= Wellness Recovery Action Plan =

Therapeutic method and series of self-help books

Wellness Recovery Action Plan (WRAP) is a recovery model developed by a group of people in northern Vermont in 1997 in a workshop on mental health recovery led by Mary Ellen Copeland. It has been extensively studied and reviewed, and is now an evidence-based practice, listed in the SAMSHA National Registry of Evidence-Based Programs and Practices (NREPP).

WRAP focuses on a person's strengths, rather than perceived deficits. WRAP is voluntary and trauma informed. People develop their own WRAP.

== History ==
 Mary Ellen Copeland's work is based on the study of the coping and wellness strategies of people who have experienced mental health challenges. She created a survey and administered it to 125 volunteers to find out what treatments worked for them.

In 2005, Copeland's work led to the creation of the non-profit, the Copeland Center for Wellness and Recovery which continues her work through trainings around the world.

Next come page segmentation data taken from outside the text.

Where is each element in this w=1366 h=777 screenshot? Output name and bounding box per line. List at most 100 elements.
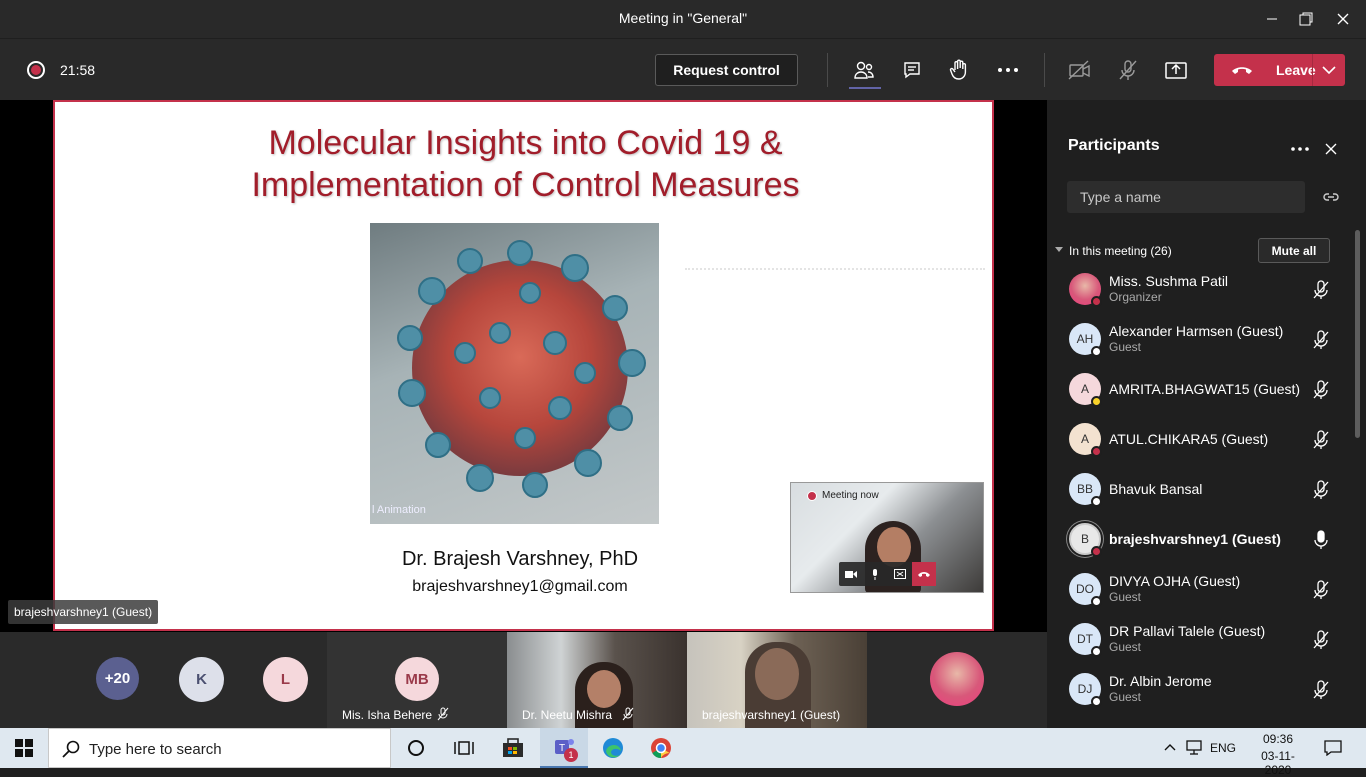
participant-tile-brajesh[interactable]: brajeshvarshney1 (Guest)	[687, 632, 867, 728]
participant-avatar-mb: MB	[395, 657, 439, 701]
cortana-icon[interactable]	[392, 728, 440, 768]
mic-muted-icon[interactable]	[1312, 380, 1330, 400]
participant-photo-avatar	[930, 652, 984, 706]
recording-icon	[27, 61, 45, 79]
language-indicator[interactable]: ENG	[1210, 741, 1236, 755]
participant-avatar-k[interactable]: K	[179, 657, 224, 702]
taskbar-search-box[interactable]: Type here to search	[48, 728, 391, 768]
participant-name: Bhavuk Bansal	[1109, 481, 1203, 497]
chat-icon[interactable]	[899, 58, 925, 82]
muted-icon	[622, 707, 634, 721]
mic-muted-icon[interactable]	[1312, 330, 1330, 350]
toolbar-divider	[1044, 53, 1045, 87]
self-view-face	[877, 527, 911, 567]
participant-name: Dr. Neetu Mishra	[522, 708, 613, 722]
participant-row[interactable]: Bbrajeshvarshney1 (Guest)	[1047, 515, 1347, 565]
participant-role: Organizer	[1109, 290, 1162, 304]
clock-time[interactable]: 09:36	[1250, 732, 1306, 746]
show-participants-icon[interactable]	[851, 58, 877, 82]
screen-share-name-tag: brajeshvarshney1 (Guest)	[8, 600, 159, 624]
clock-date[interactable]: 03-11-2020	[1250, 749, 1306, 777]
show-hidden-icons-icon[interactable]	[1164, 743, 1176, 751]
close-window-icon[interactable]	[1320, 0, 1366, 38]
participant-row[interactable]: A ATUL.CHIKARA5 (Guest)	[1047, 415, 1347, 465]
close-panel-icon[interactable]	[1325, 143, 1337, 155]
leave-divider	[1312, 54, 1313, 86]
chrome-icon[interactable]	[637, 728, 685, 768]
slide-title-line1: Molecular Insights into Covid 19 &	[268, 124, 783, 162]
mic-muted-icon[interactable]	[1312, 580, 1330, 600]
image-caption: l Animation	[372, 504, 426, 516]
windows-start-icon[interactable]	[0, 728, 48, 768]
presence-status-icon	[1091, 296, 1102, 307]
mic-off-icon[interactable]	[1115, 58, 1141, 82]
participant-row[interactable]: Miss. Sushma Patil Organizer	[1047, 265, 1347, 315]
participant-avatar-l[interactable]: L	[263, 657, 308, 702]
share-invite-link-icon[interactable]	[1323, 190, 1339, 204]
mic-icon[interactable]	[1312, 530, 1330, 550]
participant-name: DR Pallavi Talele (Guest)	[1109, 623, 1266, 639]
mic-muted-icon[interactable]	[1312, 680, 1330, 700]
participant-name: AMRITA.BHAGWAT15 (Guest)	[1109, 381, 1301, 397]
in-meeting-section-label[interactable]: In this meeting (26)	[1069, 244, 1172, 258]
raise-hand-icon[interactable]	[946, 58, 972, 82]
participant-role: Guest	[1109, 340, 1142, 354]
participant-row[interactable]: BB Bhavuk Bansal	[1047, 465, 1347, 515]
participant-role: Guest	[1109, 590, 1142, 604]
mic-muted-icon[interactable]	[1312, 280, 1330, 300]
windows-taskbar: Type here to search T 1 ENG 09:36 03-11-…	[0, 728, 1366, 777]
virus-image: l Animation	[370, 223, 659, 524]
participant-name: Dr. Albin Jerome	[1109, 673, 1212, 689]
meeting-controls-bar: 21:58 Request control Leave	[0, 38, 1366, 100]
presence-status-icon	[1091, 496, 1102, 507]
panel-scrollbar[interactable]	[1355, 230, 1360, 438]
mic-muted-icon[interactable]	[1312, 480, 1330, 500]
participant-tile-isha[interactable]: MB Mis. Isha Behere	[327, 632, 507, 728]
hang-up-icon[interactable]	[911, 562, 936, 586]
more-options-icon[interactable]	[995, 58, 1021, 82]
participant-row[interactable]: DT DR Pallavi Talele (Guest) Guest	[1047, 615, 1347, 665]
notifications-icon[interactable]	[1324, 740, 1342, 756]
teams-notification-badge: 1	[564, 748, 578, 762]
panel-more-icon[interactable]	[1291, 146, 1309, 152]
participant-row[interactable]: AH Alexander Harmsen (Guest) Guest	[1047, 315, 1347, 365]
leave-button[interactable]: Leave	[1214, 54, 1345, 86]
leave-label: Leave	[1276, 62, 1316, 78]
overflow-participants-badge[interactable]: +20	[96, 657, 139, 700]
network-icon[interactable]	[1186, 740, 1204, 756]
chevron-down-icon[interactable]	[1055, 247, 1063, 253]
window-title: Meeting in "General"	[618, 10, 748, 26]
window-title-bar: Meeting in "General"	[0, 0, 1366, 38]
mic-muted-icon[interactable]	[1312, 630, 1330, 650]
end-call-icon	[1232, 67, 1252, 74]
mic-icon[interactable]	[863, 562, 887, 586]
recording-indicator-icon	[807, 491, 817, 501]
chevron-down-icon[interactable]	[1322, 65, 1336, 75]
camera-icon[interactable]	[839, 562, 863, 586]
presence-status-icon	[1091, 346, 1102, 357]
mute-all-button[interactable]: Mute all	[1258, 238, 1330, 263]
store-icon[interactable]	[489, 728, 537, 768]
participant-tile-neetu[interactable]: Dr. Neetu Mishra	[507, 632, 687, 728]
participant-row[interactable]: A AMRITA.BHAGWAT15 (Guest)	[1047, 365, 1347, 415]
presence-status-icon	[1091, 446, 1102, 457]
participant-search-input[interactable]: Type a name	[1067, 181, 1305, 213]
presenter-email: brajeshvarshney1@gmail.com	[412, 578, 628, 595]
share-screen-icon[interactable]	[1163, 58, 1189, 82]
presence-status-icon	[1091, 696, 1102, 707]
slide-divider	[685, 268, 985, 270]
stop-share-icon[interactable]	[888, 562, 912, 586]
teams-taskbar-icon[interactable]: T 1	[540, 728, 588, 768]
task-view-icon[interactable]	[440, 728, 488, 768]
participant-tile-photo[interactable]	[867, 632, 1047, 728]
camera-off-icon[interactable]	[1067, 58, 1093, 82]
edge-icon[interactable]	[589, 728, 637, 768]
mic-muted-icon[interactable]	[1312, 430, 1330, 450]
self-view-video[interactable]: Meeting now	[790, 482, 984, 593]
presence-status-icon	[1091, 596, 1102, 607]
participant-row[interactable]: DJ Dr. Albin Jerome Guest	[1047, 665, 1347, 715]
request-control-button[interactable]: Request control	[655, 54, 798, 86]
meeting-now-label: Meeting now	[822, 490, 879, 501]
participant-row[interactable]: DO DIVYA OJHA (Guest) Guest	[1047, 565, 1347, 615]
slide-title-line2: Implementation of Control Measures	[251, 166, 800, 204]
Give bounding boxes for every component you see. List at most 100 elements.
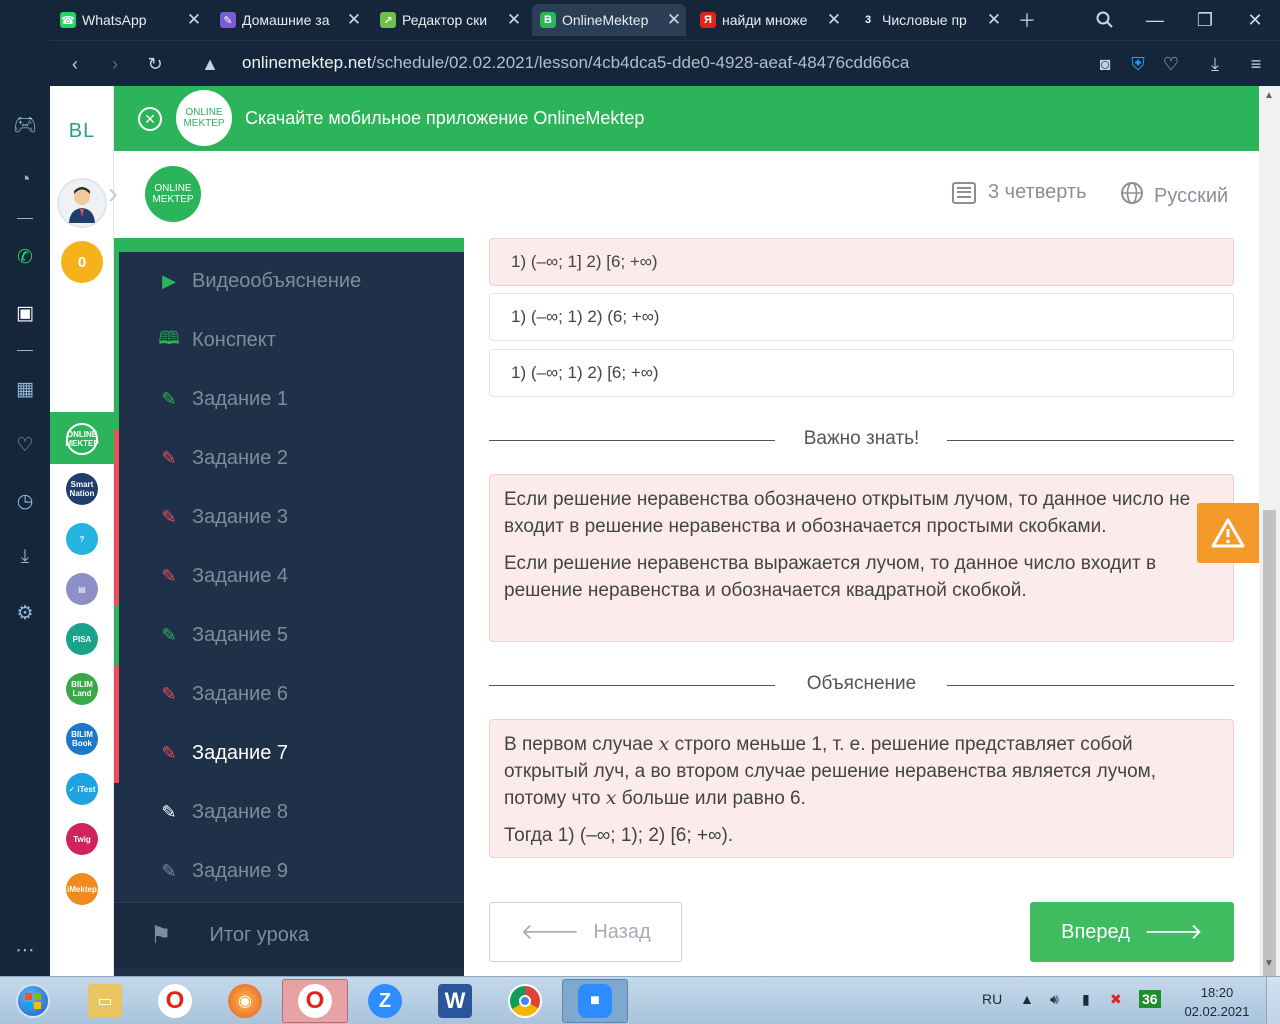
scroll-thumb[interactable] [1263,510,1276,985]
taskbar-zoom[interactable]: ■ [562,979,628,1023]
taskbar-firefox[interactable]: ◉ [212,979,278,1023]
lesson-nav-item[interactable]: ✎ Задание 3 [114,488,464,547]
lesson-nav-item[interactable]: ✎ Задание 9 [114,842,464,901]
rail-app-link[interactable]: ? [66,523,98,555]
heart-icon[interactable]: ♡ [10,430,40,460]
rail-app-link[interactable]: ✓ iTest [66,773,98,805]
expand-chevron-icon[interactable]: › [108,177,128,211]
rail-app-link[interactable]: Twig [66,823,98,855]
taskbar-opera[interactable]: O [142,979,208,1023]
favorite-heart-icon[interactable]: ♡ [1158,51,1184,77]
new-tab-plus-icon[interactable]: ＋ [1012,6,1042,34]
close-tab-icon[interactable]: ✕ [502,10,526,30]
rail-app-link[interactable]: iMektep [66,873,98,905]
url-field[interactable]: onlinemektep.net/schedule/02.02.2021/les… [242,53,909,73]
lesson-nav-item[interactable]: ✎ Задание 5 [114,606,464,665]
history-clock-icon[interactable]: ◷ [10,486,40,516]
taskbar-chrome[interactable] [492,979,558,1023]
search-tabs-icon[interactable] [1090,6,1120,34]
clock[interactable]: 18:20 02.02.2021 [1180,983,1254,1021]
rail-app-link[interactable]: ONLINE MEKTEP [65,423,99,455]
rail-app-link[interactable]: ▤ [66,573,98,605]
settings-gear-icon[interactable]: ⚙ [10,598,40,628]
close-tab-icon[interactable]: ✕ [662,10,686,30]
camera-icon[interactable]: ◙ [1092,51,1118,77]
lesson-nav-item[interactable]: ▶ Видеообъяснение [114,252,464,311]
lesson-summary-item[interactable]: ⚑ Итог урока [114,902,464,968]
scroll-up-icon[interactable]: ▲ [1264,90,1274,101]
speed-dial-icon[interactable]: ◔ [10,165,40,195]
start-button[interactable] [0,979,66,1023]
close-tab-icon[interactable]: ✕ [182,10,206,30]
minimize-icon[interactable]: — [1140,6,1170,34]
close-tab-icon[interactable]: ✕ [342,10,366,30]
explanation-conclusion: Тогда 1) (–∞; 1); 2) [6; +∞). [504,825,734,846]
rail-app-link[interactable]: Smart Nation [66,473,98,505]
reload-icon[interactable]: ↻ [142,51,168,77]
back-arrow-icon[interactable]: ‹ [62,51,88,77]
report-problem-button[interactable] [1197,503,1259,563]
next-button[interactable]: Вперед 🡒 [1030,902,1234,962]
answer-option[interactable]: 1) (–∞; 1) 2) [6; +∞) [489,349,1234,397]
banner-logo[interactable]: ONLINE MEKTEP [176,90,232,146]
lesson-nav-item[interactable]: ✎ Задание 2 [114,429,464,488]
downloads-icon[interactable]: ⤓ [10,542,40,572]
back-button[interactable]: 🡐 Назад [489,902,682,962]
language-indicator[interactable]: RU [982,991,1002,1007]
close-banner-icon[interactable]: ✕ [138,107,162,131]
browser-tab[interactable]: 3 Числовые пр ✕ [852,4,1006,36]
browser-tab-title: WhatsApp [82,12,147,28]
browser-tab[interactable]: B OnlineMektep ✕ [532,4,686,36]
bl-logo[interactable]: BL [60,120,104,143]
forward-arrow-icon[interactable]: › [102,51,128,77]
avatar[interactable] [57,178,107,228]
close-window-icon[interactable]: ✕ [1240,6,1270,34]
tray-badge[interactable]: 36 [1139,990,1161,1008]
play-icon: ▶ [162,271,176,291]
download-icon[interactable]: ⤓ [1202,51,1228,77]
show-hidden-icons[interactable]: ▲ [1020,991,1034,1007]
lesson-nav-item[interactable]: ✎ Задание 4 [114,547,464,606]
site-logo[interactable]: ONLINE MEKTEP [145,166,201,222]
taskbar-word[interactable]: W [422,979,488,1023]
taskbar-opera-gx[interactable]: O [282,979,348,1023]
browser-tab[interactable]: ☎ WhatsApp ✕ [52,4,206,36]
rail-app-link[interactable]: BILIM Land [66,673,98,705]
more-dots-icon[interactable]: ⋯ [10,935,40,965]
browser-tab[interactable]: Янайди множе ✕ [692,4,846,36]
restore-window-icon[interactable]: ❐ [1190,6,1220,34]
rail-app-link[interactable]: PISA [66,623,98,655]
close-tab-icon[interactable]: ✕ [822,10,846,30]
close-tab-icon[interactable]: ✕ [982,10,1006,30]
lesson-nav-item[interactable]: 🕮 Конспект [114,311,464,370]
discord-icon[interactable]: ▣ [10,298,40,328]
language-selector[interactable]: Русский [1120,181,1228,211]
gamepad-icon[interactable]: 🎮︎ [10,110,40,140]
lesson-nav-item[interactable]: ✎ Задание 6 [114,665,464,724]
apps-grid-icon[interactable]: ▦ [10,374,40,404]
list-icon [952,181,976,204]
taskbar-explorer[interactable]: ▭ [72,979,138,1023]
scroll-down-icon[interactable]: ▼ [1264,958,1274,969]
antivirus-icon[interactable]: ✖ [1110,991,1122,1008]
lesson-nav-item[interactable]: ✎ Задание 1 [114,370,464,429]
taskbar-zoom-app[interactable]: Z [352,979,418,1023]
lesson-nav-item[interactable]: ✎ Задание 7 [114,724,464,783]
show-desktop-button[interactable] [1266,977,1280,1024]
quarter-selector[interactable]: 3 четверть [952,181,1087,204]
page-scrollbar[interactable]: ▲ ▼ [1259,86,1280,985]
warning-triangle-icon[interactable]: ▲ [197,51,223,77]
volume-icon[interactable]: 🔊︎ [1050,991,1059,1008]
banner-text[interactable]: Скачайте мобильное приложение OnlineMekt… [245,108,644,129]
rail-app-link[interactable]: BILIM Book [66,723,98,755]
lesson-nav-item[interactable]: ✎ Задание 8 [114,783,464,842]
vpn-shield-icon[interactable]: ⛨ [1125,51,1151,77]
browser-tab[interactable]: ✎ Домашние за ✕ [212,4,366,36]
browser-tab[interactable]: ↗ Редактор ски ✕ [372,4,526,36]
answer-option-selected[interactable]: 1) (–∞; 1] 2) [6; +∞) [489,238,1234,286]
easy-setup-icon[interactable]: ≡ [1243,51,1269,77]
answer-option[interactable]: 1) (–∞; 1) 2) (6; +∞) [489,293,1234,341]
banner-logo-line1: ONLINE [185,107,223,118]
network-signal-icon[interactable]: ▮ [1082,991,1090,1008]
whatsapp-icon[interactable]: ✆ [10,242,40,272]
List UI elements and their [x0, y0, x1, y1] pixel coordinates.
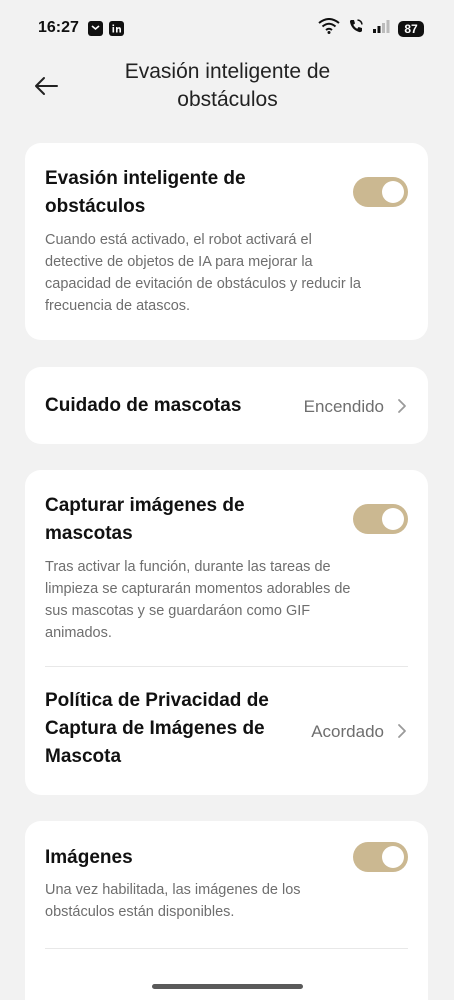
pet-care-title: Cuidado de mascotas — [45, 395, 242, 416]
obstacle-avoidance-card: Evasión inteligente de obstáculos Cuando… — [25, 143, 428, 340]
pet-care-value: Encendido — [303, 397, 384, 416]
status-bar: 16:27 87 — [0, 0, 454, 58]
images-toggle[interactable] — [353, 842, 408, 872]
system-icons: 87 — [318, 18, 424, 39]
pet-capture-description: Tras activar la función, durante las tar… — [45, 559, 351, 641]
chevron-right-icon — [398, 724, 406, 738]
obstacle-avoidance-toggle[interactable] — [353, 177, 408, 207]
linkedin-icon — [109, 21, 124, 36]
pet-privacy-title: Política de Privacidad de Captura de Imá… — [45, 690, 269, 767]
pet-capture-title: Capturar imágenes de mascotas — [45, 495, 245, 544]
chevron-right-icon — [398, 399, 406, 413]
signal-icon — [372, 18, 390, 39]
arrow-left-icon — [35, 77, 58, 95]
pet-privacy-row[interactable]: Política de Privacidad de Captura de Imá… — [25, 667, 428, 795]
images-title: Imágenes — [45, 847, 133, 868]
call-icon — [348, 18, 364, 39]
obstacle-avoidance-title: Evasión inteligente de obstáculos — [45, 168, 246, 217]
page-title: Evasión inteligente de obstáculos — [124, 60, 331, 111]
mail-icon — [88, 21, 103, 36]
pet-capture-card: Capturar imágenes de mascotas Tras activ… — [25, 470, 428, 795]
pet-care-card[interactable]: Cuidado de mascotas Encendido — [25, 367, 428, 444]
back-button[interactable] — [28, 68, 64, 104]
pet-privacy-value: Acordado — [311, 722, 384, 741]
home-indicator[interactable] — [152, 984, 303, 989]
divider — [45, 948, 408, 949]
battery-icon: 87 — [398, 20, 424, 37]
images-description: Una vez habilitada, las imágenes de los … — [45, 882, 301, 920]
wifi-icon — [318, 18, 340, 39]
images-card: Imágenes Una vez habilitada, las imágene… — [25, 821, 428, 1000]
pet-capture-toggle[interactable] — [353, 504, 408, 534]
status-time: 16:27 — [38, 19, 79, 36]
header: Evasión inteligente de obstáculos — [0, 58, 454, 124]
obstacle-avoidance-description: Cuando está activado, el robot activará … — [45, 232, 361, 314]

== Copeland Center for Wellness and Recovery ==

The Copeland Center for Wellness and Recovery is a non-profit mental health organization that created and pioneered the use of the WRAP and other works developed by Copeland. The Center was established in 2005, and focuses their trainings and programs on persons seeking to take personal responsibility to improve their wellness. They also work with health service providers, businesses and community groups.

The Copeland Center provides training on WRAP, peer support, trauma informed care, on working with youth, and creating organizational change agents.

They have introduced their practices through the training of WRAP Facilitators all over the U.S. There are WRAP Facilitators in the United States, Canada, Japan, New Zealand, United Kingdom, the Netherlands, China, and Ireland trained by the Copeland Center or Advanced Level WRAP Facilitators trained by the Copeland Center.

Copeland helps train facilitators through the Center.